Saturday, May 17, 2014

Taking a Page from Facebook

I'm assuming you Facebook (and am also assuming that wasn't the first ever recorded use of a less-than-real-noun as a verb in the English language). I think Facebook is Facebook in other languages, too. I don't remember receiving a friend request from anyone in Germany for Gesichtbuch but that may have more to do with my not having friends in Germany, or anywhere else come to think of it, than in how it's a universal concept.

My point is that there's all kinds of advertising for everything under the sun running along the length of the right-hand side of the screen. You can join a group or like a page or indulge some of the commercial posters who have convinced themselves that this form of advertising is a fundamental part of their strategic communications plan for their "brand."

These are also the people who emphasize the purchase of lottery tickets as "integral" to their retirement portfolio, along with recyclable can futures.
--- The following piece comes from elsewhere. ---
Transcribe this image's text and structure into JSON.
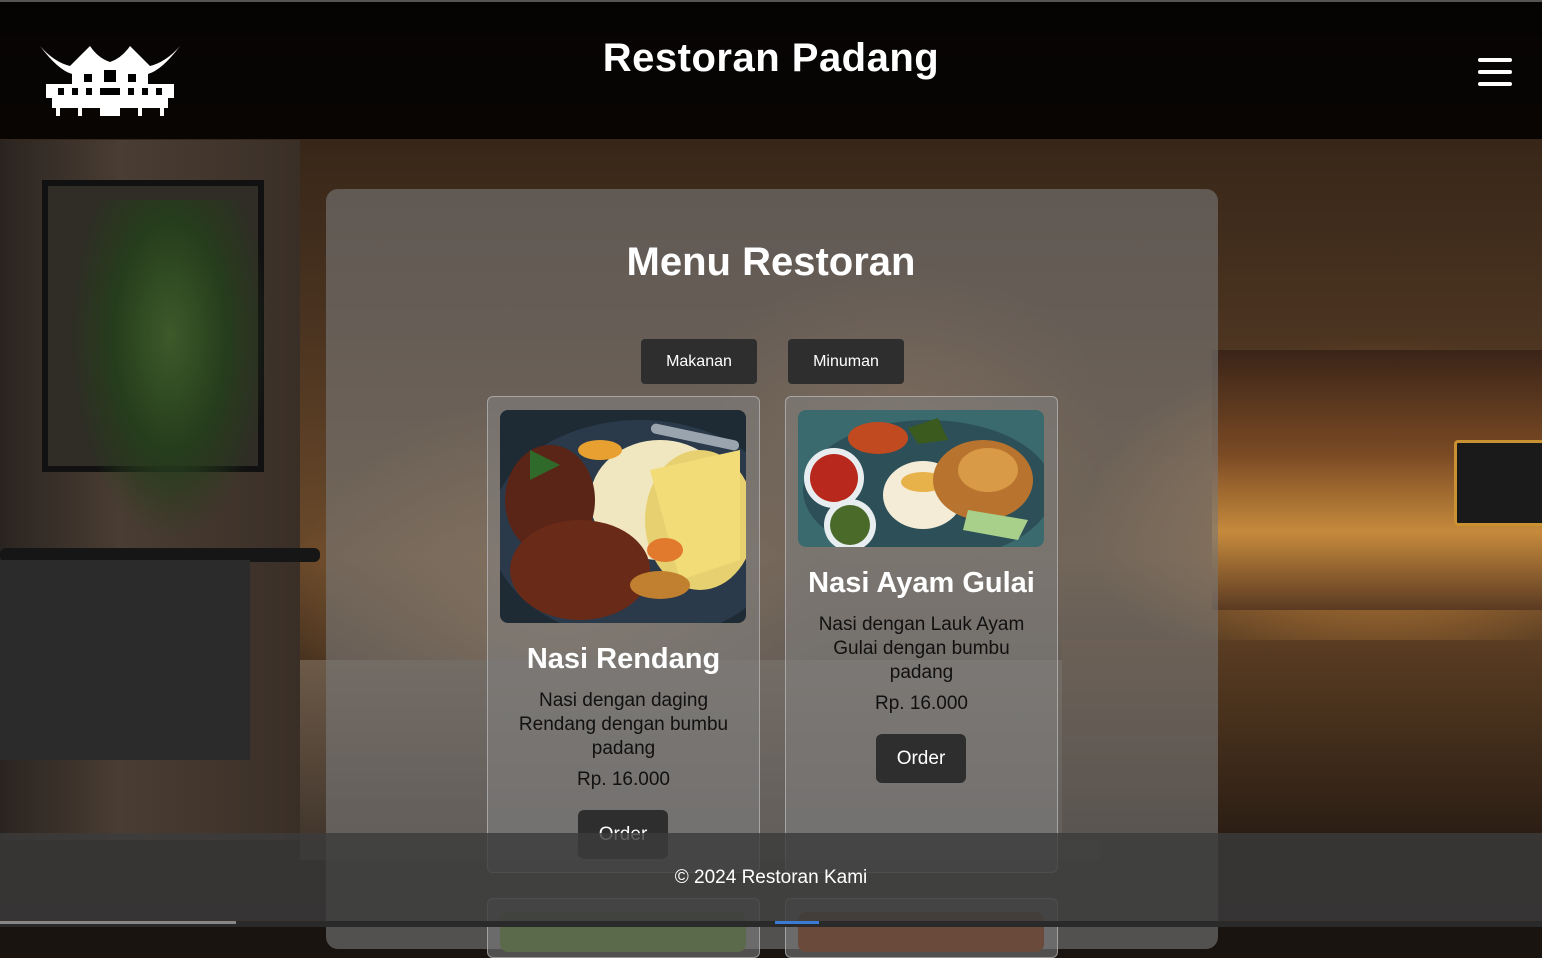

I'm teasing, I think, to some degree on that since I've installed something similar to a pop-up blocker (look at me type this smack like I know what it is!) that culls most of the on-screen ads from the screen at no charge aside from personal privacy and right to it.

Yep, I, too, was incensed at the NSA spying on me, those stumblebunnies, when I give away five times more personal data for free in order to qualify for a chance to bid on an English Muffin almost once eaten by the guy who sings in Coldplay (or some prize approximating that). Even at work, where I don't have the doo-dad on the computer I look but don't see the advertising-you're probably the same way. There's so much of it that it's just part of the scenery after awhile.

The people who create it think they've made art and the rest of us just shrug. So how to explain these whackjobs? These are some of the angrier Mad Hatters running around loose right now and while I'd like to consider myself an advocate of 'live and let live' I admit to less magnanimity when I'm looking at cockroaches and silverfish rather than otters or baby seals.

These folks bear no resemblance to either otters or seals if you're following my drift though once the last of them has been eradicated I may be slightly more mellow. Are we talking exchanging Hallmark on-line cards? Probably not, but there's a degree of difference between blocking them with a click of the mouse and the launching of a drone.